Twee ton subsidie voor nieuw alzheimer-onderzoek

Foto: ©Pilar Martinez.

De Hersenstichting kent twee ton subsidie toe aan alzheimer-onderzoek van prof. dr. Pilar Martinez van het Maastricht UMC+. Het doel van de studie is om te begrijpen hoe verstoringen in de vethuishouding in de hersenen een rol spelen in het ziekteproces. Martinez kijkt vooral naar de rol van vetten (lipiden) in ontstekingsreacties die kenmerkend zijn bij de ziekte van Alzheimer: “Wat deze studie bijzonder maakt is dat we onderzoek doen naar een ander ziektemechanisme. Verreweg het meeste onderzoek naar alzheimer richt zicht namelijk op het uitgangspunt van eiwitstapeling.”
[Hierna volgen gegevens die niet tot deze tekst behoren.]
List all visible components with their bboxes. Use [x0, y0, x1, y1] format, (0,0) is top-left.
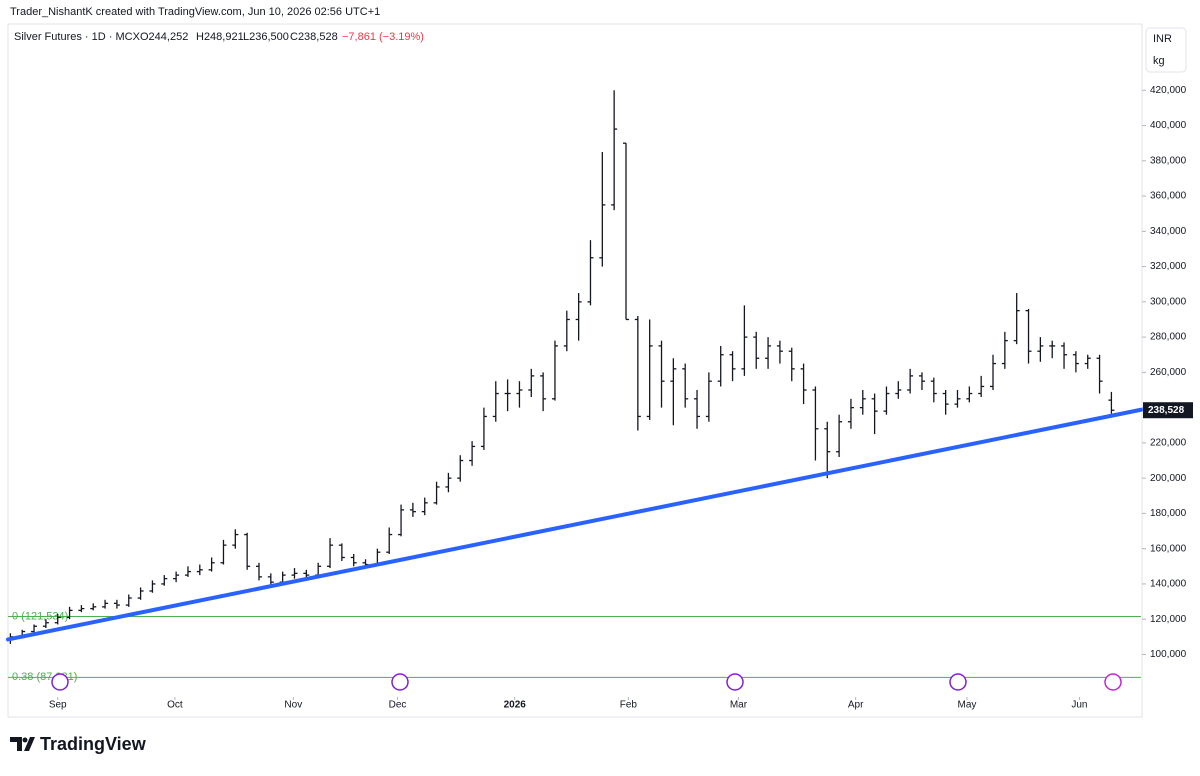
- y-tick-label: 140,000: [1150, 579, 1187, 590]
- y-tick-label: 260,000: [1150, 367, 1187, 378]
- logo: TradingView: [10, 734, 147, 754]
- x-tick-label: Dec: [389, 700, 407, 711]
- currency: INR: [1153, 33, 1172, 45]
- logo-text: TradingView: [40, 734, 147, 754]
- x-tick-label: Jun: [1071, 700, 1087, 711]
- y-tick-label: 220,000: [1150, 438, 1187, 449]
- x-tick-label: Sep: [49, 700, 67, 711]
- y-tick-label: 300,000: [1150, 296, 1187, 307]
- legend: Silver Futures · 1D · MCX O244,252 H248,…: [14, 31, 424, 43]
- x-tick-label: Nov: [284, 700, 302, 711]
- x-tick-label: 2026: [504, 700, 527, 711]
- y-tick-label: 100,000: [1150, 649, 1187, 660]
- symbol-name: Silver Futures · 1D · MCX: [14, 31, 141, 43]
- last-price-tag: [1143, 402, 1193, 419]
- x-tick-label: Mar: [730, 700, 748, 711]
- event-icon[interactable]: [51, 673, 69, 691]
- change: −7,861 (−3.19%): [342, 31, 424, 43]
- y-tick-label: 400,000: [1150, 120, 1187, 131]
- event-icon[interactable]: [1104, 673, 1122, 691]
- high: H248,921: [196, 31, 244, 43]
- y-tick-label: 280,000: [1150, 332, 1187, 343]
- y-tick-label: 180,000: [1150, 508, 1187, 519]
- event-icon[interactable]: [391, 673, 409, 691]
- event-icons: [51, 673, 1122, 691]
- logo-dot: [22, 737, 28, 743]
- y-tick-label: 360,000: [1150, 191, 1187, 202]
- x-tick-label: May: [958, 700, 977, 711]
- unit: kg: [1153, 55, 1165, 67]
- y-tick-label: 160,000: [1150, 543, 1187, 554]
- x-tick-label: Feb: [620, 700, 638, 711]
- open: O244,252: [140, 31, 188, 43]
- currency-box[interactable]: [1145, 27, 1187, 73]
- y-tick-label: 380,000: [1150, 155, 1187, 166]
- event-icon[interactable]: [726, 673, 744, 691]
- logo-icon: [10, 737, 35, 751]
- x-tick-label: Apr: [848, 700, 864, 711]
- plot: 100,000 120,000 140,000 160,000 180,000 200,0…: [6, 85, 1187, 711]
- fib-label: 0 (121,534): [12, 610, 68, 622]
- y-tick-label: 200,000: [1150, 473, 1187, 484]
- y-tick-label: 120,000: [1150, 614, 1187, 625]
- y-tick-label: 340,000: [1150, 226, 1187, 237]
- y-tick-label: 320,000: [1150, 261, 1187, 272]
- x-tick-label: Oct: [167, 700, 183, 711]
- last-price-label: 238,528: [1148, 405, 1185, 416]
- trendline: [6, 407, 1143, 642]
- close: C238,528: [290, 31, 338, 43]
- event-icon[interactable]: [949, 673, 967, 691]
- y-tick-label: 420,000: [1150, 85, 1187, 96]
- low: L236,500: [243, 31, 289, 43]
- watermark: Trader_NishantK created with TradingView…: [10, 6, 380, 18]
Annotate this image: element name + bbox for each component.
Pilar MartinezDe hersenen bestaan voor een groot deel uit ‘vetten’, waaronder zogeheten sfingolipiden. De vethuishouding in de hersenen is heel nauwkeurig gereguleerd. Als daar iets mis gaat, kan dat mogelijk leiden tot ernstige hersenaandoeningen, zoals de ziekte van Alzheimer. In een eerder onderzoek heeft Martinez aangetoond dat de stofwisseling van sfingolipiden een rol speelt bij het ontstaan van alzheimer. Door deze vetten te veranderen werden er minder eiwitten aangemaakt die mogelijk betrokken zijn bij de vorming van de ziekte. De resultaten van dat onderzoek zijn een interessant aangrijpingspunt voor mogelijke toekomstige geneesmiddelen tegen alzheimer. Het nieuw gefinancierde onderzoek is een vervolg op dit eerdere onderzoek.

Belang van het onderzoek
In Nederland lijden meer dan 100.000 mensen aan de ziekte van Alzheimer. De verwachting is dat dit aantal in de komende twintig jaar zal verdubbelen. Alzheimer is de meest voorkomende vorm van dementie. In de hersenen van mensen met alzheimer neemt het aantal hersencellen af en zorgen verstoringen in specifieke eiwitten ervoor dat hersencellen minder goed kunnen communiceren. Er is op dit moment geen therapie beschikbaar die de ziekte van Alzheimer effectief kan bestrijden. Om in de toekomst wel tot effectieve therapieën te komen, is het van essentieel belang om te begrijpen hoe de ziekte wordt veroorzaakt en waarom de ene persoon gevoeliger is voor het ontwikkelen van alzheimer dan de ander.